Lichens are organisms comprising both fungi and algae. They are found on rocks and tree trunks, and they respond to environmental changes in forests, including changes in forest structure – conservation biology, air quality, and climate. The disappearance of lichens in a forest may indicate environmental stresses, such as high levels of sulfur dioxide, sulfur-based pollutants, and nitrogen oxides.
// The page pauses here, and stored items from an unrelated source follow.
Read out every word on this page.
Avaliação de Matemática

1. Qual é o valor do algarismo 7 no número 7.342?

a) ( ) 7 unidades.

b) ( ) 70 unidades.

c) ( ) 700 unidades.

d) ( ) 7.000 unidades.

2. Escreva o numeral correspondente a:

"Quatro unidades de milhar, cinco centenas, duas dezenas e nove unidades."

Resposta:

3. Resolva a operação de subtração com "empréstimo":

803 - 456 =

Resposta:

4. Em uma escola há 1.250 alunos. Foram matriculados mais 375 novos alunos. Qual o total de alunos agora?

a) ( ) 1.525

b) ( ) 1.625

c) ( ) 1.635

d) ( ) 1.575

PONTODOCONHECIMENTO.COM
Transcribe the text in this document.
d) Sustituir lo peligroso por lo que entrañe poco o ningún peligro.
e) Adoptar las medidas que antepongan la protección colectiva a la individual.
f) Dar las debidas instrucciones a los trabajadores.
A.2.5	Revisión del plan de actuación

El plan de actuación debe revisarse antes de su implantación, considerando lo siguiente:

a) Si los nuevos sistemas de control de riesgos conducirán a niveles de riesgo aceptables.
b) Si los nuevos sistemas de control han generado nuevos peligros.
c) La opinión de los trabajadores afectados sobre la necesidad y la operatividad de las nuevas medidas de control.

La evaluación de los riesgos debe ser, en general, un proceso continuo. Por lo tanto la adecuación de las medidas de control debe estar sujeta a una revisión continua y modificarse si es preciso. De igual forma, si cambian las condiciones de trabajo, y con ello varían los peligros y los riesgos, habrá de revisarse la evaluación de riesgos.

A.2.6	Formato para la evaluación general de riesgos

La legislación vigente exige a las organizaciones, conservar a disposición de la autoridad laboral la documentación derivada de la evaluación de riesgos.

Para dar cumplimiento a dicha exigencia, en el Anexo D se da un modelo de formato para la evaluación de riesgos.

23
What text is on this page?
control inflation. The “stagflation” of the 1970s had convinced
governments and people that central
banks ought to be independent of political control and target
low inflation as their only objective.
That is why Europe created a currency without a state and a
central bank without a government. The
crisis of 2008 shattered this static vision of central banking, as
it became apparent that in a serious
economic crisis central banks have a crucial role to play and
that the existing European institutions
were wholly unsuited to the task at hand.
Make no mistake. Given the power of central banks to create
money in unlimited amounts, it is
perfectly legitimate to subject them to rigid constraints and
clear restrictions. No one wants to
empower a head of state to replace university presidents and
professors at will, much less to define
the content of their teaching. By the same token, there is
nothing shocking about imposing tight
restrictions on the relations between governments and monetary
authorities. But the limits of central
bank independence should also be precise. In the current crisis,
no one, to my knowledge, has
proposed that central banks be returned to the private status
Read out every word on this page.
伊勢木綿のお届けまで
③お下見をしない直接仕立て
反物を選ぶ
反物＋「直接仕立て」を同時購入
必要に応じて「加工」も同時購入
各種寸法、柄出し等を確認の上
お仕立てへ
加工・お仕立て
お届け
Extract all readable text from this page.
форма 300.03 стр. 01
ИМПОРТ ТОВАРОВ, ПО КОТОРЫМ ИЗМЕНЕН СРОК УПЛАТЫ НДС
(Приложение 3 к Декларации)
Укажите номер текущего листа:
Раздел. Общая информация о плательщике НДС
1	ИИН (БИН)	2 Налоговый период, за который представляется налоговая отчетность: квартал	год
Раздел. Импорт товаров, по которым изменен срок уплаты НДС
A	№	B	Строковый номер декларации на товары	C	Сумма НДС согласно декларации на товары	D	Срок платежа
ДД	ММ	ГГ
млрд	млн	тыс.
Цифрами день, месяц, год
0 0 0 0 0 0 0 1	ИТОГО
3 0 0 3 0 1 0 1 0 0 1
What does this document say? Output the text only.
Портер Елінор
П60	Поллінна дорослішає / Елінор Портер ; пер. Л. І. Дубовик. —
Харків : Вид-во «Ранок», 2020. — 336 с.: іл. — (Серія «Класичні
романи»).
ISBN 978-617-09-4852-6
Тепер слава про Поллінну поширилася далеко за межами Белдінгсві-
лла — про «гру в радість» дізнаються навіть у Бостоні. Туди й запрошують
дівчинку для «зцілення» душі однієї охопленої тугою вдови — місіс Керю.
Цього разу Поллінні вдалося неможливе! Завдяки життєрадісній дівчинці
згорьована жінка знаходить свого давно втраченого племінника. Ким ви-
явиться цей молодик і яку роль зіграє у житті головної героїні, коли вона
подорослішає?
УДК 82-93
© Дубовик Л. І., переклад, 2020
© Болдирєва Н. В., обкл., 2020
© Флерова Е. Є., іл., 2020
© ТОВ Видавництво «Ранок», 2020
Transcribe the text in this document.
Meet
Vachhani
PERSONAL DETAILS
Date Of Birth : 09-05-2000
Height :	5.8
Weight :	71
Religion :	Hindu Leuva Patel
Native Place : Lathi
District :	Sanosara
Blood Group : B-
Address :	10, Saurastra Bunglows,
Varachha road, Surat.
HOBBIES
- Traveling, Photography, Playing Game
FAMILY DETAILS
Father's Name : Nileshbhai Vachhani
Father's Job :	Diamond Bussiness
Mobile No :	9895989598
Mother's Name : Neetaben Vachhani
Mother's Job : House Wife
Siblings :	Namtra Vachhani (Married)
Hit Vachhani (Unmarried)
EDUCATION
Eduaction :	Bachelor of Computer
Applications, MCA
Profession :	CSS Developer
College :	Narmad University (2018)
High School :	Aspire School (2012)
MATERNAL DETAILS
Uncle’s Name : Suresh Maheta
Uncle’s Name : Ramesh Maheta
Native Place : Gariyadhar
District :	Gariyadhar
In addition, there are genetically engineered organisms, that that can respond to toxicity levels in the environment; e.g., a type of genetically engineered grass that grows a different colour if there are toxins in the soil.
Microorganism
Microorganisms can be used as indicators of aquatic or terrestrial ecosystem health. Found in large quantities, microorganisms are easier to sample than other organisms. Some microorganisms will produce new proteins, called stress proteins, when exposed to contaminants such as cadmium and benzene. These stress proteins can be used as an early warning system to detect changes in levels of pollution. 
Microalgae have gained attention in the recent years due to several reasons because of their greater sensitivity to pollutants than many other organisms. In addition they occur abundantly in nature, they are an essential component in very many food webs, they are easy to culture and to use in assays and there are few if any ethical issues involved in their use.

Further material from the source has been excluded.